Come learn the art of 3D computer generated art and animation. This blog deals with the lessons learned and the art created by Robert G. Male using DazStudio from Daz3D.
Also covered are the ancillary software, tools, techniques, and processes needed both before and after rending in the 3D software.
Back in September of 2007 I wrote about "Additional Work" caused by some of the surface controls of the objects, including settings that made the item appear to glow, though it was like a milky overall glare to them. Mostly it was the colour of the "Glossiness" control at fault. I got used to going in and removing the problem on the few models and items that had this issue. Somehow the problem is back with new products, and it is not the glossiness any more. Now it is a bright glow that appears to be misused light on the real models that the maps are scanned from/photographed. This time it is an issue with the surface maps, particularly the Ambient maps. The models have multiple ambient maps with multiple ambient strengths. The way to get rid of it is to turn down the ambient strength.
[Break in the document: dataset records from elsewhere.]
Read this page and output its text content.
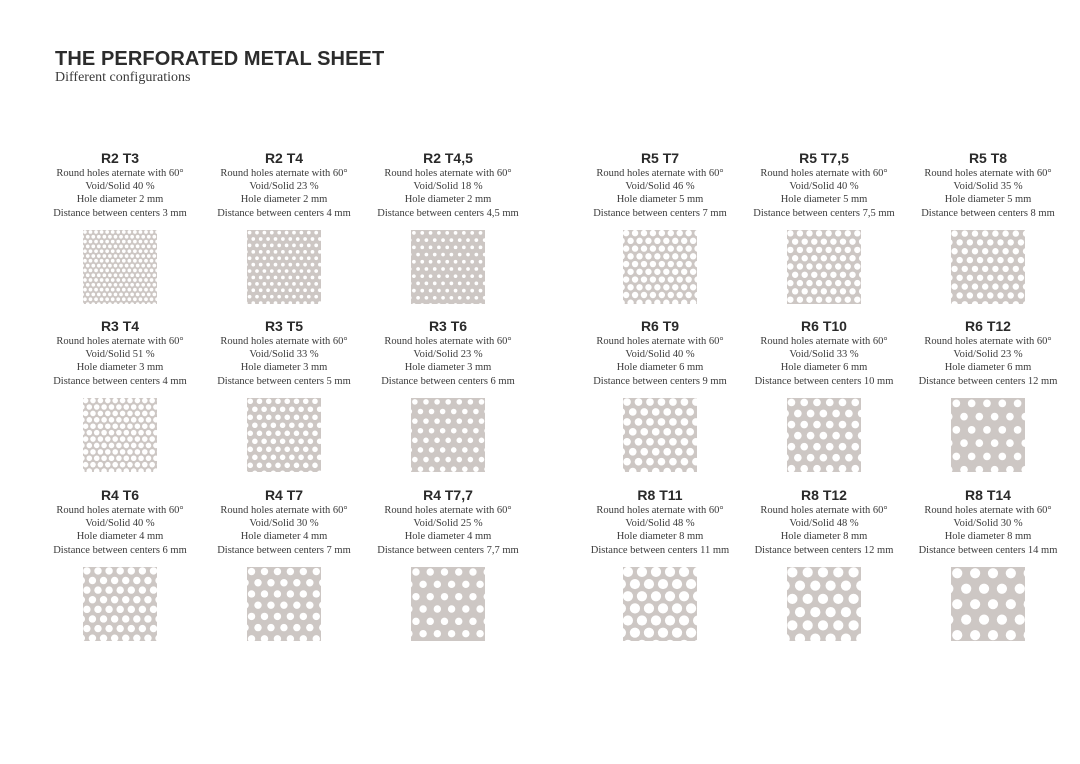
THE PERFORATED METAL SHEET

Different configurations

R2 T3
Round holes aternate with 60°
Void/Solid 40 %
Hole diameter 2 mm
Distance between centers 3 mm
R2 T4
Round holes aternate with 60°
Void/Solid 23 %
Hole diameter 2 mm
Distance between centers 4 mm
R2 T4,5
Round holes aternate with 60°
Void/Solid 18 %
Hole diameter 2 mm
Distance between centers 4,5 mm
R5 T7
Round holes aternate with 60°
Void/Solid 46 %
Hole diameter 5 mm
Distance between centers 7 mm
R5 T7,5
Round holes aternate with 60°
Void/Solid 40 %
Hole diameter 5 mm
Distance between centers 7,5 mm
R5 T8
Round holes aternate with 60°
Void/Solid 35 %
Hole diameter 5 mm
Distance between centers 8 mm
R3 T4
Round holes aternate with 60°
Void/Solid 51 %
Hole diameter 3 mm
Distance between centers 4 mm
R3 T5
Round holes aternate with 60°
Void/Solid 33 %
Hole diameter 3 mm
Distance between centers 5 mm
R3 T6
Round holes aternate with 60°
Void/Solid 23 %
Hole diameter 3 mm
Distance between centers 6 mm
R6 T9
Round holes aternate with 60°
Void/Solid 40 %
Hole diameter 6 mm
Distance between centers 9 mm
R6 T10
Round holes aternate with 60°
Void/Solid 33 %
Hole diameter 6 mm
Distance between centers 10 mm
R6 T12
Round holes aternate with 60°
Void/Solid 23 %
Hole diameter 6 mm
Distance between centers 12 mm
R4 T6
Round holes aternate with 60°
Void/Solid 40 %
Hole diameter 4 mm
Distance between centers 6 mm
R4 T7
Round holes aternate with 60°
Void/Solid 30 %
Hole diameter 4 mm
Distance between centers 7 mm
R4 T7,7
Round holes aternate with 60°
Void/Solid 25 %
Hole diameter 4 mm
Distance between centers 7,7 mm
R8 T11
Round holes aternate with 60°
Void/Solid 48 %
Hole diameter 8 mm
Distance between centers 11 mm
R8 T12
Round holes aternate with 60°
Void/Solid 48 %
Hole diameter 8 mm
Distance between centers 12 mm
R8 T14
Round holes aternate with 60°
Void/Solid 30 %
Hole diameter 8 mm
Distance between centers 14 mm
The image in the paragraph above shows the glow on the base Michael 4 map and a model map I bought called RMDioni. RMDioni has a glossiness strength, but the glossiness also has multiple colours with their own additional strength dial that needs to be adjusted as well to remove a shiny oiled up look--unless you want that. The image to the right shows the figures returned to "normal". Having these turned on automatically seems annoying. You either have to fix it every time or save a copy with it done already--my preference. It causes issues with darkly lit scenes, and multiplies the light on the figure in brightly lit scenes. The worst is that it's an all around glow defying the directionality of the lights in the scenes, and also belying the shadows. However, there are uses to these glowing maps if you consider scenes that need these effects.
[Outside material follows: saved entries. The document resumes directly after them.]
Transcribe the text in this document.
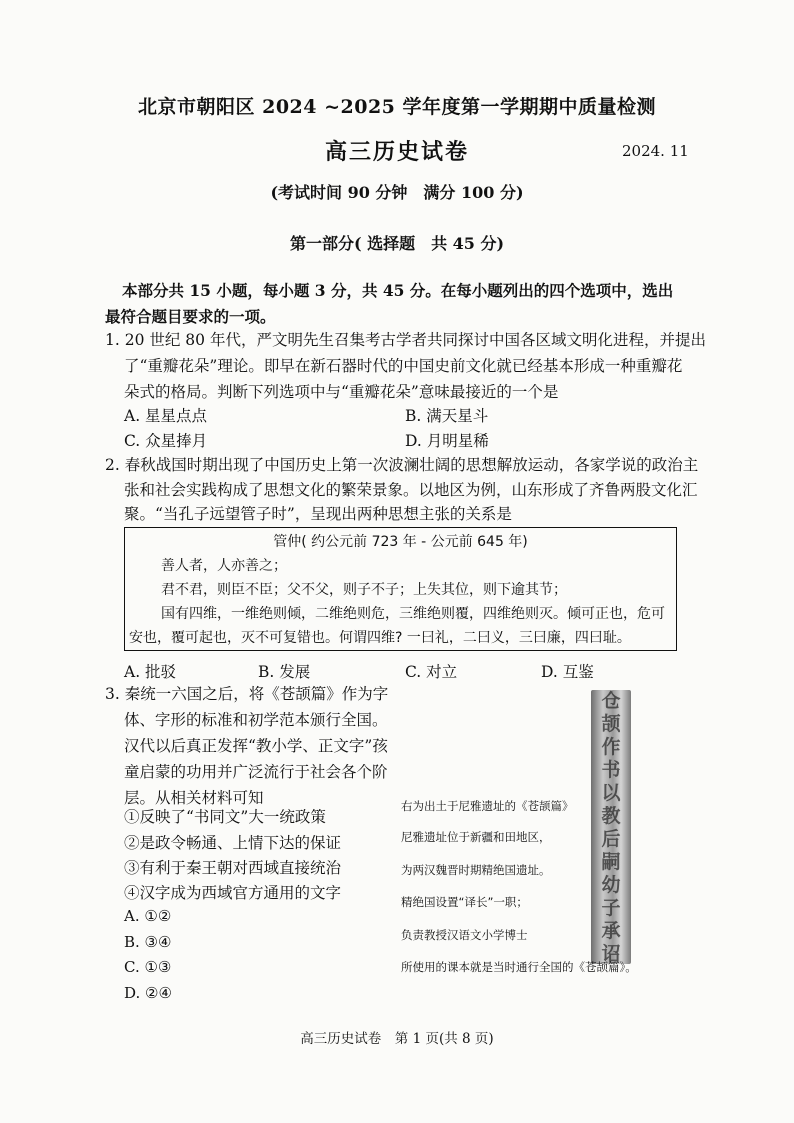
北京市朝阳区 2024 ~2025 学年度第一学期期中质量检测
高三历史试卷	2024. 11
(考试时间 90 分钟　满分 100 分)
第一部分( 选择题　共 45 分)
本部分共 15 小题，每小题 3 分，共 45 分。在每小题列出的四个选项中，选出最符合题目要求的一项。
1. 20 世纪 80 年代，严文明先生召集考古学者共同探讨中国各区域文明化进程，并提出
了“重瓣花朵”理论。即早在新石器时代的中国史前文化就已经基本形成一种重瓣花
朵式的格局。判断下列选项中与“重瓣花朵”意味最接近的一个是
A. 星星点点	B. 满天星斗
C. 众星捧月	D. 月明星稀
2. 春秋战国时期出现了中国历史上第一次波澜壮阔的思想解放运动，各家学说的政治主
张和社会实践构成了思想文化的繁荣景象。以地区为例，山东形成了齐鲁两股文化汇
聚。“当孔子远望管子时”，呈现出两种思想主张的关系是
管仲( 约公元前 723 年 - 公元前 645 年)
善人者，人亦善之；
君不君，则臣不臣；父不父，则子不子；上失其位，则下逾其节；
国有四维，一维绝则倾，二维绝则危，三维绝则覆，四维绝则灭。倾可正也，危可
安也，覆可起也，灭不可复错也。何谓四维? 一曰礼，二曰义，三曰廉，四曰耻。
A. 批驳	B. 发展	C. 对立	D. 互鉴
3. 秦统一六国之后，将《苍颉篇》作为字
体、字形的标准和初学范本颁行全国。
汉代以后真正发挥“教小学、正文字”孩
童启蒙的功用并广泛流行于社会各个阶
层。从相关材料可知
①反映了“书同文”大一统政策
②是政令畅通、上情下达的保证
③有利于秦王朝对西域直接统治
④汉字成为西域官方通用的文字
A. ①②
B. ③④
C. ①③
D. ②④
仓
颉
作
书
以
教
后
嗣
幼
子
承
诏
右为出土于尼雅遗址的《苍颉篇》
尼雅遗址位于新疆和田地区，
为两汉魏晋时期精绝国遗址。
精绝国设置“译长”一职；
负责教授汉语文小学博士
所使用的课本就是当时通行全国的《苍颉篇》。
高三历史试卷　第 1 页(共 8 页)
There is a question that I keep asking myself when creating art for the covers and inserts of Killing Time - Horror E-Rag(TM). Should I make this image exactly as the scene it is based on is described in the story? I would like to create every image exactly as it would appear if you saw the scene in a movie. It does not always happen. Killing Time's Issue 1-3 cover is a fine example of this. The story the cover represents is a scene from is "The Serpent Mother's Grassland" about that titular location which exists in another dimension beyond the closets of the world. The cover depicts not only the grassland, but also a Serpent Mother. The monster was somewhat difficult to put together with the melding of the woman, snake, and in particular the tail arms. There is also a previous discussion in two parts about the creation of the humanised snakeskin September 8th and 15th.
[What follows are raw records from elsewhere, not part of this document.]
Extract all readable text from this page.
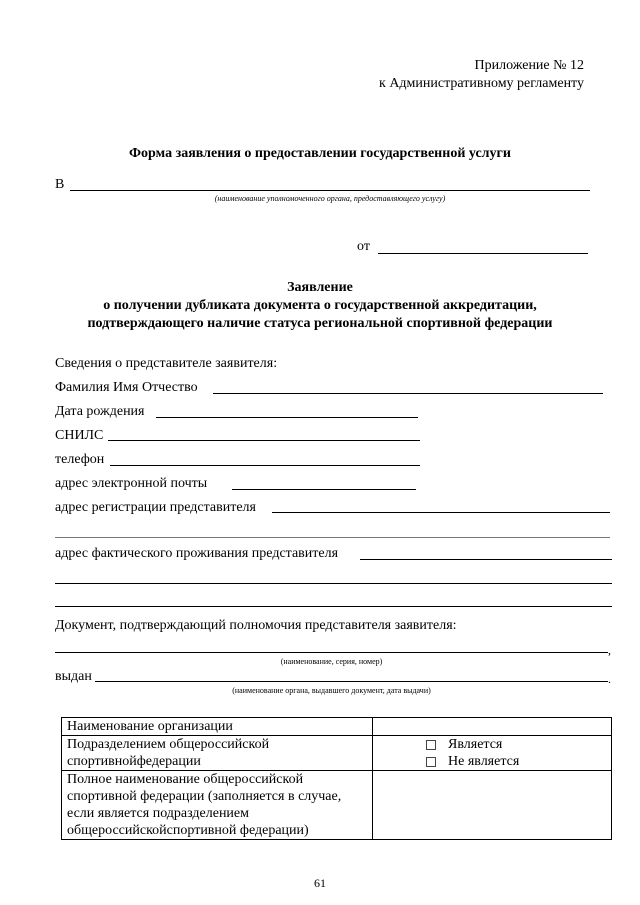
Приложение № 12
к Административному регламенту
Форма заявления о предоставлении государственной услуги
В
(наименование уполномоченного органа, предоставляющего услугу)
от
Заявление
о получении дубликата документа о государственной аккредитации,
подтверждающего наличие статуса региональной спортивной федерации
Сведения о представителе заявителя:
Фамилия Имя Отчество
Дата рождения
СНИЛС
телефон
адрес электронной почты
адрес регистрации представителя
адрес фактического проживания представителя
Документ, подтверждающий полномочия представителя заявителя:
,
(наименование, серия, номер)
выдан	.
(наименование органа, выдавшего документ, дата выдачи)
Наименование организации	
Подразделением общероссийской спортивнойфедерации	Является
Не является

Полное наименование общероссийской спортивной федерации (заполняется в случае, если является подразделением общероссийскойспортивной федерации)	
61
Let's look at the canon versus non-canon elements. Serpent Mothers do not wear clothes--a Serpent Mother is a look-alike of a real mother except for the supernatural traits; you run afoul of this monstrous duplicate, the horror mixed with shame of your mother's nakedness. The grassland is an endless sea of midnight black grass but the image has some green patches. The grass was difficult to not turn into just a mass of solid black. There should be no end to it, yet there is a forest-like background in the image. I didn't know how to make the background otherwise look good. I struggle with whether or not non-canon images are something I can accept. In role-playing games it is annoying to have images that do not fit the text. It is a matter of a homogenous reality that I want to create and cannot. Compromise is what I am left with.